Multi-threading and the problem of race conditions

So, this week was the week where we needed to deliver the first prototype of our third year project. Until Wednesday, everything was going smoothly, without any bug or issues. But, when came the time to actually try the light client (the part of the software that would allow us to chat using a PDA), nothing was working as intended and I started to panic. Gabriel Royer, one of my teammate helped me out by going through every issue one at a time.  I needed i was panicked, my only responsability was a failure!


After one hour, i had to leave for work but not everything was solved so, I told myself that i would stay the night if needed to solve all this. However, while i was working, 2 of my teammates continued to debug and were able to solve every problem, me panicking really helped nothing.


In the end,  the problem wasn't even entirely my fault! Imagine my reflief, when the next day they told me that the problem was actually race conditions in the network that caused the application to not behave as intended on the PDA while it worked just fine in the emulator

Tuesday, February 1, 2011

Multi-Platform development and preprocessing.

Yesterday, while working for our school's third year project, I came across a problem, the code we were going to use and compile for 2 C# platforms (Asp.net 3.5 compact and Asp.net 4.0 normal) wasn't compatible for both platform.

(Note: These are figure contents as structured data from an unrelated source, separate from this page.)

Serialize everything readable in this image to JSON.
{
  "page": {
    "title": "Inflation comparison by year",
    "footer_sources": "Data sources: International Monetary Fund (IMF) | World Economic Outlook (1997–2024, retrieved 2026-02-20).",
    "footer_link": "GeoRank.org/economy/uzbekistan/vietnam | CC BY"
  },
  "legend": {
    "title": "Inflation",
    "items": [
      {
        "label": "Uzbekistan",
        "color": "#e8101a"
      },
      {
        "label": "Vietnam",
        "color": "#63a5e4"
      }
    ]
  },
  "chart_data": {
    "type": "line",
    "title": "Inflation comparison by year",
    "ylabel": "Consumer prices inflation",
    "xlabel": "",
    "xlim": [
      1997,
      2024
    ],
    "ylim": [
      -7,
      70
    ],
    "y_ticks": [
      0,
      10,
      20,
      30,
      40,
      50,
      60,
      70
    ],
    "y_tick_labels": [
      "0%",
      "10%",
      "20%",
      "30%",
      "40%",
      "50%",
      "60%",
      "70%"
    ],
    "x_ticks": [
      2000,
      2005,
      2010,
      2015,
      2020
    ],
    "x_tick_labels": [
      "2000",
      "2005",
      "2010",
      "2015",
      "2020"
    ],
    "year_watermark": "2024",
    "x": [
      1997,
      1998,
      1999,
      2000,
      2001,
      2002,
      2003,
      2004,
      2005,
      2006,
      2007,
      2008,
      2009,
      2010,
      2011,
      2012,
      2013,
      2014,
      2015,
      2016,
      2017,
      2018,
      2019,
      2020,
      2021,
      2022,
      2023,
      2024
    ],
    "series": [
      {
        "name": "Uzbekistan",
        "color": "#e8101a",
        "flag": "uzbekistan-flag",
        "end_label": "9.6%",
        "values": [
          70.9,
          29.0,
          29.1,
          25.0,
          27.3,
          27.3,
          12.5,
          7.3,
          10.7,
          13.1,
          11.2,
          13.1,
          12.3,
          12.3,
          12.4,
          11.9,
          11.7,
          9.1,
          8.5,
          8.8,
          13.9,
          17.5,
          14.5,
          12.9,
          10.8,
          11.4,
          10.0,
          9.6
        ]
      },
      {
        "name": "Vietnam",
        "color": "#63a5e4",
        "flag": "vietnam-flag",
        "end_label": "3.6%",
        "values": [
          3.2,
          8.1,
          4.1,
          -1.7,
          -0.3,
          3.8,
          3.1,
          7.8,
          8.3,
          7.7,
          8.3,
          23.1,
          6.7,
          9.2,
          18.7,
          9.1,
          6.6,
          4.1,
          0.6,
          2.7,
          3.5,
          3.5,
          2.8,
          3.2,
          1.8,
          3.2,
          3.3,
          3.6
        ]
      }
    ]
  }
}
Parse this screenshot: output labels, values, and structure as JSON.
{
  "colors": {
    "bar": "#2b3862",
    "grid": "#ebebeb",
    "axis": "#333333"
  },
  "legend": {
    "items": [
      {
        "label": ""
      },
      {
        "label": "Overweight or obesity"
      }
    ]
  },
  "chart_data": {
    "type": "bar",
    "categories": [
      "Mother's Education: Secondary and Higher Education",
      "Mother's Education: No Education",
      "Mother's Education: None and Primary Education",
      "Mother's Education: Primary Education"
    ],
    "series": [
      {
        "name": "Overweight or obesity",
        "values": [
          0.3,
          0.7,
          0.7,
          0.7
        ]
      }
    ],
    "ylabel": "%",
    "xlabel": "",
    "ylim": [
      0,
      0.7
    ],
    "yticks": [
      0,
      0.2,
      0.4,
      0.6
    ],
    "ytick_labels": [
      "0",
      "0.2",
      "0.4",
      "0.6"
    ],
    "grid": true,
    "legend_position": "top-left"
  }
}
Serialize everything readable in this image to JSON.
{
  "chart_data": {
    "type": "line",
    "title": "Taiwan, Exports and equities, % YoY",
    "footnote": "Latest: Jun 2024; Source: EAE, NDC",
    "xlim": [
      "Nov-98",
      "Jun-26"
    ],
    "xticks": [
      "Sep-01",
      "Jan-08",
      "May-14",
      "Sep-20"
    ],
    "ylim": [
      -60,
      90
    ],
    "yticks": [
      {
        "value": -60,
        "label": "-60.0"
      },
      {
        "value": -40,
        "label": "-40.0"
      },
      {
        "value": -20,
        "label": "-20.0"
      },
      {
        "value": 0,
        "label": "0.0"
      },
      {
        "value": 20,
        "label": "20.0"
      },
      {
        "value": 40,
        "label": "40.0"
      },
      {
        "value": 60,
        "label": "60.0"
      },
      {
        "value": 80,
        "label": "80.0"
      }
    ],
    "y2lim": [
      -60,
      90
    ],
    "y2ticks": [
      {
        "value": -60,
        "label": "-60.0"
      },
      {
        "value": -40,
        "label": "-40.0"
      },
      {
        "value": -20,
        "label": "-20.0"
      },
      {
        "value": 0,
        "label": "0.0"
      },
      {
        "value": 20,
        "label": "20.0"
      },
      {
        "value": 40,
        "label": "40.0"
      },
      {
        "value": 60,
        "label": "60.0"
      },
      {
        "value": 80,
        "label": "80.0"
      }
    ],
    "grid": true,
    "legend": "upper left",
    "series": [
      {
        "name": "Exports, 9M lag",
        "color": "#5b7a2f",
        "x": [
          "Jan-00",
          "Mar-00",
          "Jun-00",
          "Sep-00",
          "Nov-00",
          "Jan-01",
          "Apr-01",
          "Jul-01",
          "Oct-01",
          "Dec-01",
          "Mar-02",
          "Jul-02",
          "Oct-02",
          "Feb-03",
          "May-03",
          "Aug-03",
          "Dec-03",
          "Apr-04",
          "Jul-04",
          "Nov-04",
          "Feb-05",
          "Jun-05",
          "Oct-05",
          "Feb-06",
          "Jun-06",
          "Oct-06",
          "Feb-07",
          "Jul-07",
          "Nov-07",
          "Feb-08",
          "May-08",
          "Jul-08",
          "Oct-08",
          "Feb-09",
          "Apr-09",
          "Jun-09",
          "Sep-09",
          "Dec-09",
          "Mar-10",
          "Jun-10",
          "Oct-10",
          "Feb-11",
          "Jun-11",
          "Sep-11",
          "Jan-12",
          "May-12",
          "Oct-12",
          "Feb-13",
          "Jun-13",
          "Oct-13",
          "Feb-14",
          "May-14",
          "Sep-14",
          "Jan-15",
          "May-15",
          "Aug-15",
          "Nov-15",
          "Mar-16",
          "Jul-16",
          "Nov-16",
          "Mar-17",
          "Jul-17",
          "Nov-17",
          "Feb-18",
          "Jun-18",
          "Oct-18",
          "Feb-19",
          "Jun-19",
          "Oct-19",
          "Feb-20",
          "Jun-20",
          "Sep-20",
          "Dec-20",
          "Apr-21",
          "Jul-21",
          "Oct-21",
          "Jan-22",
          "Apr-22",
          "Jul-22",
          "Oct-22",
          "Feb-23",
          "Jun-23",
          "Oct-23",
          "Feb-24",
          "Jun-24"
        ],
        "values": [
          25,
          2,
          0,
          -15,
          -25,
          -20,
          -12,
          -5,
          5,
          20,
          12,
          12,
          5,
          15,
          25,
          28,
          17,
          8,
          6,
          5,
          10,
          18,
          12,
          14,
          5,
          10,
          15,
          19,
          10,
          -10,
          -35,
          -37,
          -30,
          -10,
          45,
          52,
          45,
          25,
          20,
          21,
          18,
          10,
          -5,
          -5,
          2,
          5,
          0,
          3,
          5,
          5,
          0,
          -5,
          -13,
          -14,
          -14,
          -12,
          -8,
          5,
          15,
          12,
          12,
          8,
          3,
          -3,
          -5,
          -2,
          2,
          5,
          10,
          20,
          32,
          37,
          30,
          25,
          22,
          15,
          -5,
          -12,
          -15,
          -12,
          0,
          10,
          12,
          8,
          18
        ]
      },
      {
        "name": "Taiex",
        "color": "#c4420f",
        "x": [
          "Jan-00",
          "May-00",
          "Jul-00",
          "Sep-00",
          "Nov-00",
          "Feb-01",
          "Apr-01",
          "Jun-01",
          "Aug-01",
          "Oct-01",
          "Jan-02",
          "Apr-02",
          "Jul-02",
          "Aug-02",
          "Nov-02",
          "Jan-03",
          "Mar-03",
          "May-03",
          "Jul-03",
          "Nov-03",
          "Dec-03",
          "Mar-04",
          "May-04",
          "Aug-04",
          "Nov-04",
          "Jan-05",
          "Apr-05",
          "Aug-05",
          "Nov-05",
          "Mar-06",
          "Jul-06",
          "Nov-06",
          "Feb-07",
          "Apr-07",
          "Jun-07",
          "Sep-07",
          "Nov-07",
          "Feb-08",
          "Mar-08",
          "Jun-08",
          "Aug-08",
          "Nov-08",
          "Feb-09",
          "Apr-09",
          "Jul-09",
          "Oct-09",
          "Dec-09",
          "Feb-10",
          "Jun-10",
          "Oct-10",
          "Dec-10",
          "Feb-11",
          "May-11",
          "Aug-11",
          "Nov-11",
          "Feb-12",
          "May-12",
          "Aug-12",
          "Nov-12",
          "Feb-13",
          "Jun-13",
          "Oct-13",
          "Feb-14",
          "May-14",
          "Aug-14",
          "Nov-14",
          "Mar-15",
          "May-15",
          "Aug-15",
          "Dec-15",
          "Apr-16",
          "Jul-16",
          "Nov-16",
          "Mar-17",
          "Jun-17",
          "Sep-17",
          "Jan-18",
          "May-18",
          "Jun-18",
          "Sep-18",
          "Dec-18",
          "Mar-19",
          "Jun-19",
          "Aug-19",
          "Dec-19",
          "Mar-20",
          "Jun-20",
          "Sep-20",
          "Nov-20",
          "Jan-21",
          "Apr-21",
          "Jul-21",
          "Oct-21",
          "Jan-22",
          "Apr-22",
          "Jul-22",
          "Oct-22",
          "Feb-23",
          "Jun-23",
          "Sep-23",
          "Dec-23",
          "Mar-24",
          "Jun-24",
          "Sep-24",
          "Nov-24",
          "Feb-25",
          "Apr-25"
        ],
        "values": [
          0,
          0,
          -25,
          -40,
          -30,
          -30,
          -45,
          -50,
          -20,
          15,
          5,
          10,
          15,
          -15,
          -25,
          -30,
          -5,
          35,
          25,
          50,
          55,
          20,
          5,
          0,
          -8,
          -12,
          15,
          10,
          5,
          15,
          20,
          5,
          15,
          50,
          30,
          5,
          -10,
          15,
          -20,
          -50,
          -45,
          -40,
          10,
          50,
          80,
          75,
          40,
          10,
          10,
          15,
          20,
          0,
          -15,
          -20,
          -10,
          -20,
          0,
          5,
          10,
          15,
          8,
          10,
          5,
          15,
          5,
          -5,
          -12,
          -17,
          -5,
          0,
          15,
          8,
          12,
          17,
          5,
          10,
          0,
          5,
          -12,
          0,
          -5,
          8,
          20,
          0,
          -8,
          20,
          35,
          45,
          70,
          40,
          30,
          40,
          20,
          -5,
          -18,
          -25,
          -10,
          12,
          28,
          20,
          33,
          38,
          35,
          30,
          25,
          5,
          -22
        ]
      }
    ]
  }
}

It took a hard time to realize since our compilator was giving an error like:
"I was waiting for an argument of type System.Net.IPAdress[], but received an argument of type System.Net.IPAdress[C:\System32]"

It took a while to actually figure out what was the problem. As it turns out, it was because i was trying to include files compiled for a not-compact version of Asp.net. The fix?(thanks to Julien Gascon-Samson on this one) incorporate the source files in a new project that would compile for a compact .net version. Once we did that, we tried recompiling and realized, there is a lot of different stuff on the compact framework, and that's where the pre-processing directives came into play.

We added every part of code that caused problem in a different "Utilities" static class which would help us code different behaviors on different platforms. The part to do that was quite simple:

[code lang="csharp"]

#if !PocketPC
return (int)e.SocketErrorCode;
#else
return e.ErrorCode;
#endif
[/code]
After i found out about this, everything became much easier, i was able to continue on implementing the lightweight client. What is the lightweight client is the title for another post..maybe!